A Letter Home (1948)

Filed under: Uncategorized — admin @ 8:10 pm

John writes a letter home, a few months after he’d left and hitchhiked to Greenwich Village to seek fame and fortune as a writer. He was 18 at the time. He notes Truman’s surprising election, and mentions work on a script and a novel. The script was for WJZ-TV, which had started broadcasting only a few months before. The novel was West of Washington Square, which he later told me was thrown out by his landlord. (He mentions it in this bio from that year.) And, like any teenager, he’s been quarreling with his girlfriend.

5 Comments »

  1. “I’m upset —can’t write.—” says Keel, after writing all that.

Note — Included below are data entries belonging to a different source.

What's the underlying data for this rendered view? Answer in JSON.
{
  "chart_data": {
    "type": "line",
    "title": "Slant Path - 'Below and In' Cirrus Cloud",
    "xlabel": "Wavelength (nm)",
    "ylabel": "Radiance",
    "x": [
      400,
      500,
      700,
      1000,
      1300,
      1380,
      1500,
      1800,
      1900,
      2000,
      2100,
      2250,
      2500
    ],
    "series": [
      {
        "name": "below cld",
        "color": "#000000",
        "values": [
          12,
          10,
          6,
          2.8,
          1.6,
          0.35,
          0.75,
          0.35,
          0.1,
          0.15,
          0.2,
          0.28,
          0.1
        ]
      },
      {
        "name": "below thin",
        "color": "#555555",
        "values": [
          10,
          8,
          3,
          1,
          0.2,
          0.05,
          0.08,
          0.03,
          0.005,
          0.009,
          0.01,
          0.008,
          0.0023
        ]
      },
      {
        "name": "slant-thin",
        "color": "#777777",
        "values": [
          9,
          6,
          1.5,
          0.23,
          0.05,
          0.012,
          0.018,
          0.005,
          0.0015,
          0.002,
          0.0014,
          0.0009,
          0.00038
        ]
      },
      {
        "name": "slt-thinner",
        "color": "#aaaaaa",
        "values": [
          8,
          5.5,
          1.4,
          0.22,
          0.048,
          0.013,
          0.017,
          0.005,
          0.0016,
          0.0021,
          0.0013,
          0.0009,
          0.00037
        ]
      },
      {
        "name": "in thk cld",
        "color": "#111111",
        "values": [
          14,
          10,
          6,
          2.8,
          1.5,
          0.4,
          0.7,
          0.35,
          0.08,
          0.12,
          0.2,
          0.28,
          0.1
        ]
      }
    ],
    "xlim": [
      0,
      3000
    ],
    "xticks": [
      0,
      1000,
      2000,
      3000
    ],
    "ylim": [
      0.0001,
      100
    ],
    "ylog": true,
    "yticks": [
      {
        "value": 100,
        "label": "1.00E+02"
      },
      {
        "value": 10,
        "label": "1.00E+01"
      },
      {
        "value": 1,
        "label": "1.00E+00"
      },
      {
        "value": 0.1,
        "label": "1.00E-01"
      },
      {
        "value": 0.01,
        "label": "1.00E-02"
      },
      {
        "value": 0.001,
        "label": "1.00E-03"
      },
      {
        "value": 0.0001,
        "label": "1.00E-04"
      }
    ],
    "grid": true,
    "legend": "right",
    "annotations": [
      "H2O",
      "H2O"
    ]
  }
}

    I don’t think I’ve ever met an eighteen-year-old who told me he was writing a novel. Usually you start by writing some short stories and maybe some poems, but Keel was more ambitious. Today, with kids distracted by their phones, it must be even rarer.

    He was also politically engaged at eighteen. Different time.

    Comment by Mestiere — June 8, 2023 @ 6:56 am

  2. He seems to have gotten more upset as he wrote about Elynore. He was fine when he was writing about the election!

    Eighteen-year-olds probably read fewer novels these days. Ambitious teenagers used to write novels; Mary Shelley wrote Frankenstein when she was 19. I guess kids who want to write nowadays work on screenplays. John, of course, had already written poems and stories, as well as a newspaper column back in Perry.

    Comment by Doug — June 8, 2023 @ 9:21 am

  3. I wonder if John changed his mind about Truman as time went on. In later years, as far as I could tell he was somewhat of a liberal.

    Comment by John — June 21, 2023 @ 8:07 pm

  4. He sounds more negative about Dewey here. But, like everyone else, he was surprised by Truman’s victory. He was, of course, too young to vote then. In later years, he was independent, as he was in most things.

    Comment by Doug — June 22, 2023 @ 8:22 am

  5. “He was, of course, too young to vote…”. Right, the minimum age to vote in New York and most other states was 21 until 1970. You could die for your country but not vote. He still was interested in the election.